Welcome to the fourth annual best and worst case scenarios for every player on the Green Bay Packers roster.
I attempt to take a look at what is the very best possible season a player is capable of producing, and on the other hand, what would happen if a player fell flat on his face (without assuming they suffer a season-ending injury). These are intended to be extreme scenarios on both sides of the spectrum. More than likely, each player is going to fall somewhere in the middle, but every now and then, they just so happen to come to fruition. Think Charles Woodson last year.
I also try to take a look at what these scenarios would be from an individual standpoint and not what’s best for the team. For example, parting ways with Justin Harrell may eventually be what’s in the best interest of the Packers. I’m more interested in looking at what’s in Justin Harrell’s best interests (or worst interests for that matter).

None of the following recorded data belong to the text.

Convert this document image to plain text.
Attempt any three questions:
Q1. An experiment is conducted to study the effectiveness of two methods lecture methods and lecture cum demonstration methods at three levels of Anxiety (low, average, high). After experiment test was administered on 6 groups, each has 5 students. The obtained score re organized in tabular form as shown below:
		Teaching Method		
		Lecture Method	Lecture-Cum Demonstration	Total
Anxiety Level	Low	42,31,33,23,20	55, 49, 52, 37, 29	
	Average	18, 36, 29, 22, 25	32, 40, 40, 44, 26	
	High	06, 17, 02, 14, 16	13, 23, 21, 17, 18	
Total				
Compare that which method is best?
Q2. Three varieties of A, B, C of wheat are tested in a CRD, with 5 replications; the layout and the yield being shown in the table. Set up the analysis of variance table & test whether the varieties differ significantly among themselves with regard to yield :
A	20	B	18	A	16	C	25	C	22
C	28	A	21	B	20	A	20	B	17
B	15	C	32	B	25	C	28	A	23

Yesterday we looked at the safeties. Today we’re onto the specialists...
- Best-case scenario: Thanks to a prolific offense, Crosby is one of NFL's highest scorers, if not the highest. But his field goal accuracy jumps up by a large amount as well. Sensing pressure to perform, Crosby has the best year of his professional career. He may not make the Pro Bowl, but his name starts thrown in the discussion of the best kickers in the NFC. He doesn't miss an extra point all year long, and he sets a career high in touchbacks on kickoffs.

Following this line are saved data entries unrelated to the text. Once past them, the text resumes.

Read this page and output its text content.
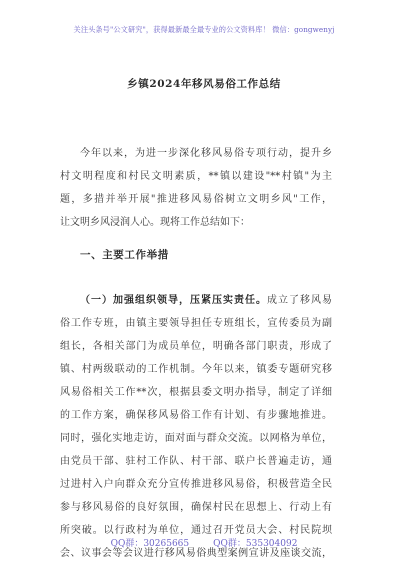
关注头条号"公文研究"，获得最新最全最专业的公文资料库！ 微信：gongwenyj
乡镇2024年移风易俗工作总结
今年以来，为进一步深化移风易俗专项行动，提升乡
村文明程度和村民文明素质，**镇以建设"**村镇"为主
题，多措并举开展"推进移风易俗树立文明乡风"工作，
让文明乡风浸润人心。现将工作总结如下：
一、主要工作举措
（一）加强组织领导，压紧压实责任。成立了移风易
俗工作专班，由镇主要领导担任专班组长，宣传委员为副
组长，各相关部门为成员单位，明确各部门职责，形成了
镇、村两级联动的工作机制。今年以来，镇委专题研究移
风易俗相关工作**次，根据县委文明办指导，制定了详细
的工作方案，确保移风易俗工作有计划、有步骤地推进。
同时，强化实地走访，面对面与群众交流。以网格为单位，
由党员干部、驻村工作队、村干部、联户长普遍走访，通
过进村入户向群众充分宣传推进移风易俗，积极营造全民
参与移风易俗的良好氛围，确保村民在思想上、行动上有
所突破。以行政村为单位，通过召开党员大会、村民院坝
会、议事会等会议进行移风易俗典型案例宣讲及座谈交流，
QQ群：30265665	QQ群：535304092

- Worst-case scenario: Right hash, left hash, it doesn't matter. Crosby's field goal percentage is below 80 percent for the third consecutive year, and he buckles under the pressure. He's the Packers' kicker for better or worse this season. They're not going to cut him unless he only makes 60 percent of his field goals, but in his fourth year in the NFL, the team has a pretty good idea they'll be moving in a different direction by next season. His kickoffs leave a lot to be desired.

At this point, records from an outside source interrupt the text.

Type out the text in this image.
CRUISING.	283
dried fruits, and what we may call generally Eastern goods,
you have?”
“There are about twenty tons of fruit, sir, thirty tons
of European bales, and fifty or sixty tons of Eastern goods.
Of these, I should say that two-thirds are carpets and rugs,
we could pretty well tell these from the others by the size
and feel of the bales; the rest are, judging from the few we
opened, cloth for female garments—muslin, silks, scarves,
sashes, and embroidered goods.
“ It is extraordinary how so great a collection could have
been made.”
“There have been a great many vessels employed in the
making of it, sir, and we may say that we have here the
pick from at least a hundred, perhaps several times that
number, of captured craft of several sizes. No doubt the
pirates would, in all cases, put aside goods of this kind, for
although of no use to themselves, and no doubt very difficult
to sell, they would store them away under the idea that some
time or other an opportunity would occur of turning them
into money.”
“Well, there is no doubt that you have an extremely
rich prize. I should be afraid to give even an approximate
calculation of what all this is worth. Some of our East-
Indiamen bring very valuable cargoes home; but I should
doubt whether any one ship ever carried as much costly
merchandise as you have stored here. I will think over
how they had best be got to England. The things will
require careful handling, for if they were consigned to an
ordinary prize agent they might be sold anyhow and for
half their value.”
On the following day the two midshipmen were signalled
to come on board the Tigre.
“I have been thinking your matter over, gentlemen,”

- Best-case scenario: Masthay is an improvement over Jeremy Kapinos. He has a decent average, both gross and net, and his hang time is acceptable. His get-off time improves as well. The Packers didn't find the next Craig Hentrich with Masthay, but they're in a lot better shape than they have been the past two years. He nails down the place kick holding position too.
- Worst-case scenario: The Kentucky product is the latest in a growing line of big-time punting mistakes. He's just as bad as Kapinos and Derrick Frost, maybe worse. The Packers have no choice but to keep Chris Bryan or look outside the organization.
- Best-case scenario: Bryan does a nice job adjusting to the NFL, very similar to fellow import Jon Ryan's first year with the Packers. Bryan proves to have a big-time leg and is good at pinning opponents inside the 20. With a little more time and experience, he might be as good as fellow Australian punter Darren Bennett.
- Worst-case scenario: His inexperience and inconsistency causes him to lose out on the punting job to Tim Masthay. The failed experiment of Chris Bryan teaches the Packers not to try and get creative in the punting position and instead look to go after proven punters with more experience. This may have been Bryan's first and only chance at winning a job in professional football int he United States.
- Best-case scenario: Goode doesn't have an errant snap all season long, which makes him among the most reliable long snappers in the game. If he can hustle down field and contribute a few tackles on punt coverage as well, that's gravy.
- Worst-case scenario: He's not getting cut, but Goode has at least two very poor snaps that lead to turnovers. If any of them costs the Packers a chance at victory, people will be calling for his head.
That concludes our best and worst case scenario series. That also means it's time for some football. Enjoy.